Germany has declared France a high-risk zone and is stepping up border checks, and EU leaders have decided not to block the export of vaccines, so as not to break the world’s production and supply chains.
Germany steps up border checks and fears the third wave
Germany on Friday declared all of France a high-risk zone.
Passengers traveling from France to Germany will need to present a negative test for coronavirus. At airports, it will be asked to show when boarding a plane, and random checks will be more intensively carried out on the roads.
Quarantine on arrival is desirable, French Foreign Minister Jean-Yves Le Drian explained to his fellow citizens in an interview with the national radio station.
In both countries, the situation with the increase in new cases is of serious concern to the authorities.
In Germany, the number of cases per day exceeds 20 thousand, and the authorities say that the third wave can be more disastrous for the country than the first and second. The Robert Koch Institute has warned that without tougher quarantine measures, Germany could face up to 100,000 new coronavirus cases a day.
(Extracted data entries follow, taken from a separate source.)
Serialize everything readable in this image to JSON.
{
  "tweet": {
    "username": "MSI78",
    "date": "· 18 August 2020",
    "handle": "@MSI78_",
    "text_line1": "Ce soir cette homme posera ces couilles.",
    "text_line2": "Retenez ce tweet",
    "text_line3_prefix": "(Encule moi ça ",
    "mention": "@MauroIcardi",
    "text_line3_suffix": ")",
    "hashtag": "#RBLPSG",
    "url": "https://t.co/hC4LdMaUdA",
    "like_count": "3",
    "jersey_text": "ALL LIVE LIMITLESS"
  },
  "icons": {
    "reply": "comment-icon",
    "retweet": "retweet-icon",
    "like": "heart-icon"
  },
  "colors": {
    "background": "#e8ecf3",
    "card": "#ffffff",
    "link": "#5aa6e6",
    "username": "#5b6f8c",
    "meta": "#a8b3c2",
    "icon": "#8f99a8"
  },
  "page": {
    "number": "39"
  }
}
In France, 19 regions are under strict quarantine. More than 4,700 coronavirus patients are now in intensive care. In Paris and its environs, the situation is most alarming — 600 cases of covid are registered there per 100 thousand people.
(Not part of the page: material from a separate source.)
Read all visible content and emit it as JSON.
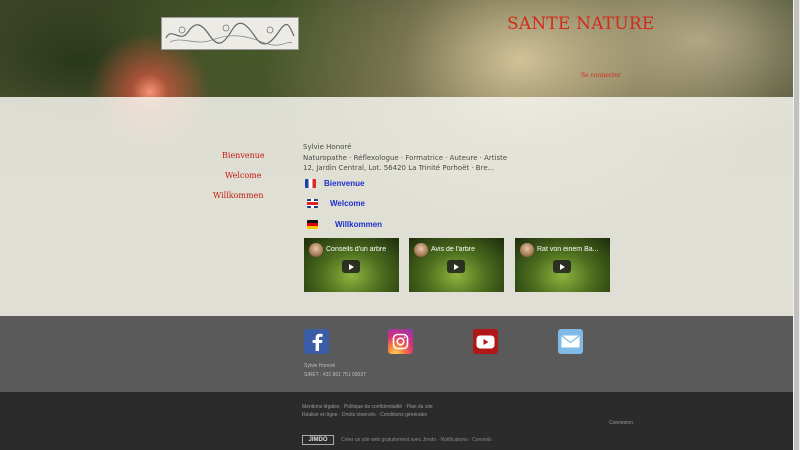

On average, in France last week, this figure was 200 cases per 100 thousand people, in Germany-119 cases per 100 thousand people.
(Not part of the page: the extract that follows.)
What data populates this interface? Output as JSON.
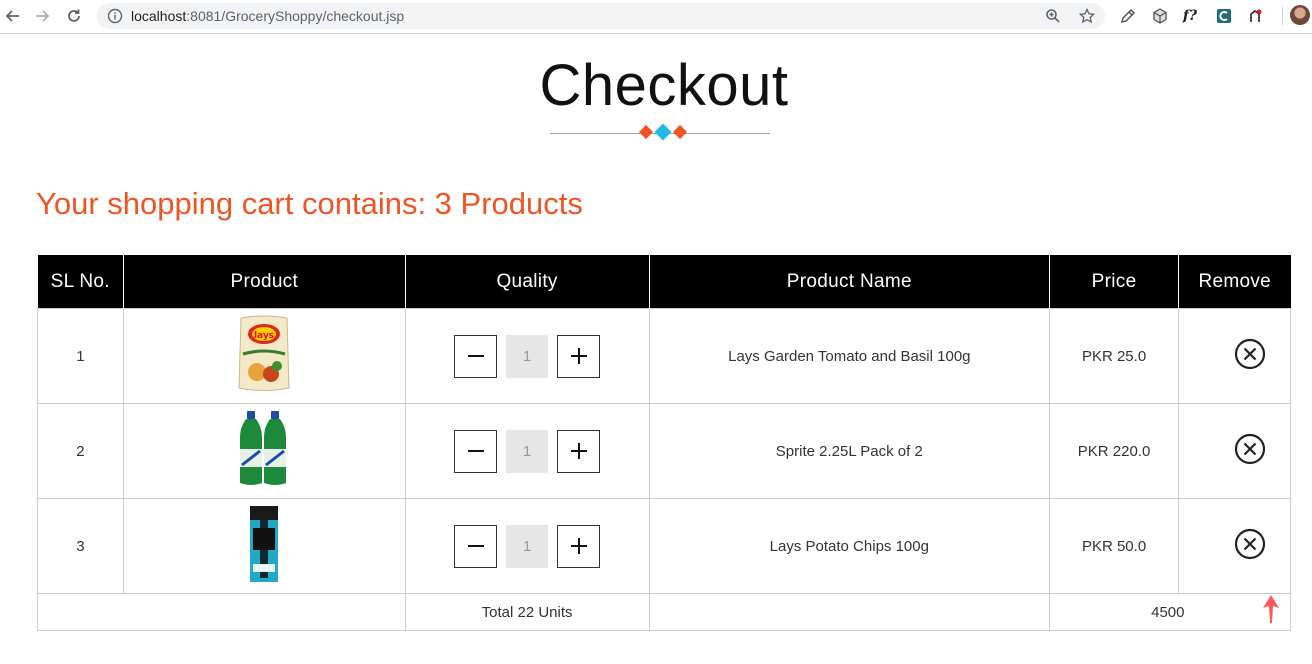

Britain may also put France on its “red list” in the near future. Prime Minister Boris Johnson warned about this on Friday.
This means that only those with a British or Irish passport will be allowed to enter from France to Britain, and passengers will have to self-isolate themselves in an airport hotel for 10 days at their own expense.
Currently, coronavirus statistics in Britain are at their lowest level since the beginning of autumn due to the closing lockdown and fast-moving vaccination. But authorities are wary of new strains of the coronavirus, against which current vaccines may be helpless.